Помпилио кивнул, но промолчал, дав понять, что фраза не закончена. Впрочем, дар Петер знал правила и сразу повернулся к рыжей:
– Адира, мне очень неловко за наш диалог.
– Вы устроили замечательный праздник, мессер, здесь шумно, и я почти ничего не расслышала, – лёгким тоном ответила Кира.
– Благодарю.
Окуричи вновь посмотрел на Помпилио.
Они оба посмотрели: и дар Петер, и Кира. А если быть до конца точным, то сейчас на дер Даген Тура смотрели все свидетели инцидента: затаившие дыхание дамы и протрезвевшие мужчины. Все понимали, что Помпилио определяет судьбу не только потерявшего над собой контроль дара, но, возможно, всей планеты: положение позволяло дер Даген Туру как вызвать Окуричи на дуэль, так и устроить на Пелеранию полноценное вторжение – ничего личного, просто напомнить зарвавшимся провинциалам, что старая добрая Линга способна раздавать не только щедрые кредиты, но и полновесные пинки.
Но, к счастью, Помпилио выбрал миролюбивый вариант:
– Полагаю, настало время поднять кубок за настоящее адигенское взаимопонимание, основанное на старых, веками проверенных законах, – провозгласил дер Даген Тур, глядя на Окуричи в упор. – Все мы допускаем ошибки – без них жизнь невозможна.
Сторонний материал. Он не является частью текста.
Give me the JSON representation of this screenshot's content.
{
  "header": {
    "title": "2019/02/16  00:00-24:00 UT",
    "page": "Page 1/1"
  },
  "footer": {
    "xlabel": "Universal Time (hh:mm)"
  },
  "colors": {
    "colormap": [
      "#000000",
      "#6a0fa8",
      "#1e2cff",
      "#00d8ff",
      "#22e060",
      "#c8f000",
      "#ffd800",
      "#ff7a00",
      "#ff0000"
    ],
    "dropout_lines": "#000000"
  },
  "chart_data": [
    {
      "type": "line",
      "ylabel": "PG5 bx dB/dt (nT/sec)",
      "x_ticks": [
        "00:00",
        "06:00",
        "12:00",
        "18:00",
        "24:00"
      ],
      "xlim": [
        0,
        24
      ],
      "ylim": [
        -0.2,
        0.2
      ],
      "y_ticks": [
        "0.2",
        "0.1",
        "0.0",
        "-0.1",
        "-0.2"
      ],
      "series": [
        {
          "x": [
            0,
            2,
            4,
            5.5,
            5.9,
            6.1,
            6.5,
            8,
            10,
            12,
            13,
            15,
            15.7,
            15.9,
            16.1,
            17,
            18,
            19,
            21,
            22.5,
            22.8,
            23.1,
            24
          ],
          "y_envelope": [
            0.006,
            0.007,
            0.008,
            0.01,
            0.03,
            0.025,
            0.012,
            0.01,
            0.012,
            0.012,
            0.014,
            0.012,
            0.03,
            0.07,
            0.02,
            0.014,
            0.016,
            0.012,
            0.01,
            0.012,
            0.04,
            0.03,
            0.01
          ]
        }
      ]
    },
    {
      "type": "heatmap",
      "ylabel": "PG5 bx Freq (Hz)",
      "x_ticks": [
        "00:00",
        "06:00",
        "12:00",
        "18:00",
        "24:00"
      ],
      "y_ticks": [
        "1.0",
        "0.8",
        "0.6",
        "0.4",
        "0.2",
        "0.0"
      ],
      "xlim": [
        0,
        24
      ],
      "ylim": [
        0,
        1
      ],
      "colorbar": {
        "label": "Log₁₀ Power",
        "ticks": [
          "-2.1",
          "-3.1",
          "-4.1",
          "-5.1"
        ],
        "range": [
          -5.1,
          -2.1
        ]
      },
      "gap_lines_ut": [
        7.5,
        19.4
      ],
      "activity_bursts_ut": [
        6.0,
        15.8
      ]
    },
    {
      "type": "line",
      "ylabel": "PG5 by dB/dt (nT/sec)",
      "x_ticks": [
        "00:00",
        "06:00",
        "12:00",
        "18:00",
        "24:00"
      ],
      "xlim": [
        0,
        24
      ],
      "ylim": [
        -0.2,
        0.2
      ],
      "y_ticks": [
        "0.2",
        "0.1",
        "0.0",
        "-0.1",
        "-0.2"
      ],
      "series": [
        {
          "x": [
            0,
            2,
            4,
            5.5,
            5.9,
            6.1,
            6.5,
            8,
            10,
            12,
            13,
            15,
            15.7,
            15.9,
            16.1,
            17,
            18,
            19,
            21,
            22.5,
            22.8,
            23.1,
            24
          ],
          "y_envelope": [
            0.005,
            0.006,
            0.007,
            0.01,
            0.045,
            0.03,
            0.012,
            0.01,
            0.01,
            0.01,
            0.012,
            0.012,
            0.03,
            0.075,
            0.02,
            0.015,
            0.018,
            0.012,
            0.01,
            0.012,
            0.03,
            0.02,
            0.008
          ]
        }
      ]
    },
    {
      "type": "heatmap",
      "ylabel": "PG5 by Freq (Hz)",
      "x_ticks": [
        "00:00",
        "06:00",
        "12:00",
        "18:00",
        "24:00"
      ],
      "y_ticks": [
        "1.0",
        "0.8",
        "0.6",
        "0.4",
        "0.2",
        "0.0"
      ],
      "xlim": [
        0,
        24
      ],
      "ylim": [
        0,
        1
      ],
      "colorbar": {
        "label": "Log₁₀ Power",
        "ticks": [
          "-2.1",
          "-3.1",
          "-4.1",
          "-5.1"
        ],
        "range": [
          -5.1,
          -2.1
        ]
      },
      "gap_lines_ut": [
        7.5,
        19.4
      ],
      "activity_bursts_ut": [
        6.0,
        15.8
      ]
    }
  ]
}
И все мы это знаем.
Петер широко улыбнулся и протянул Помпилио руку. Которую тот крепко пожал.
Инцидент был исчерпан, и застолье вернулось в прежнее, беззаботное русло: гости вели светские разговоры, шутили, смеялись, изо всех сил делали вид, что ничего не произошло, а если что и случилось, то конфликт уж улажен, все довольны, а Кира… Кира чувствовала себя двойственно. С одной стороны, она понимала, что Помпилио повёл себя правильно: затевать серьёзную ссору с дарами Пелерании не имело смысла, это неприятное обстоятельство могло задержать Экспедицию или поставить крест на участии в ней «Пытливого амуша». С другой… с другой стороны, Кира неожиданно для самой себя ощутила себя настоящей адигеной – гордой, полной достоинства, не столько внешнего, сколько внутреннего, и ей захотелось – на мгновение, не больше, ведь она росла в республиканском мире, – ей захотелось крови обидчика.
Как это принято по старому закону.
Как должно быть.
На мгновение ей стало горько, однако было нечто, благодаря чему рыжей удалось справиться с жаждой крови: она увидела, как вытянулись лица даров во время короткой речи мужа. Двух даров: Петер продолжал улыбаться, а Николай и Александр побледнели. Но тут же взяли себя в руки и повесили на физиономии искусные маски беззаботного веселья. Их эмоцию уловила только рыжая, а заметил это лишь Александр, и чуть позже, минут через тридцать, когда короткая «размолвка» окончательно стёрлась из ощущений, дар Шиде пригласил Киру на танец, и едва слышно прошептал:
– Может показаться, что ваш супруг проявил удивительную выдержку и политическую мудрость. Может показаться, что ваш супруг разменял вашу честь на государственные интересы…
– С чего вы взяли, что мне это интересно? – осведомилась Кира, глядя дару Александру в глаза. И зная, что он не сумеет прочитать в её взгляде ничего лишнего.
– Я видел ваше лицо, – объяснил Шиде.
– А я видела ваше – в тот момент, когда Помпилио пожал дару Петеру руку.
– И выражение моего лица должно было подсказать вам, что обижаться на супруга не следует, – мягко ответил дар Александр. – Помпилио обошёлся с Петером очень жестоко.
– Я не понимаю… – Слова и тон, которыми они были произнесены, не оставляли сомнений в том, что месть состоялась, и Кира – на мгновение – почувствовала удовлетворение и поздравила себя с тем, что стала полноценной адигеной. – Как поступил мой супруг?
– Он объяснит.
– Тогда к чему наш разговор?
– К тому, что я, в отличие от Петера, хочу быть другом вашему супругу. И прошу передать ему, что мы с Николаем всё поняли. – Шиде выдержал паузу. – Ваш супруг поймёт.
– Что именно?
– То, что я сейчас вам сказал.
Музыка закончилась. Дар Александр отстранился, церемонно поцеловал Кире руку, проводил её к столу и поблагодарил Помпилио за удовольствие танцевать с его очаровательной супругой.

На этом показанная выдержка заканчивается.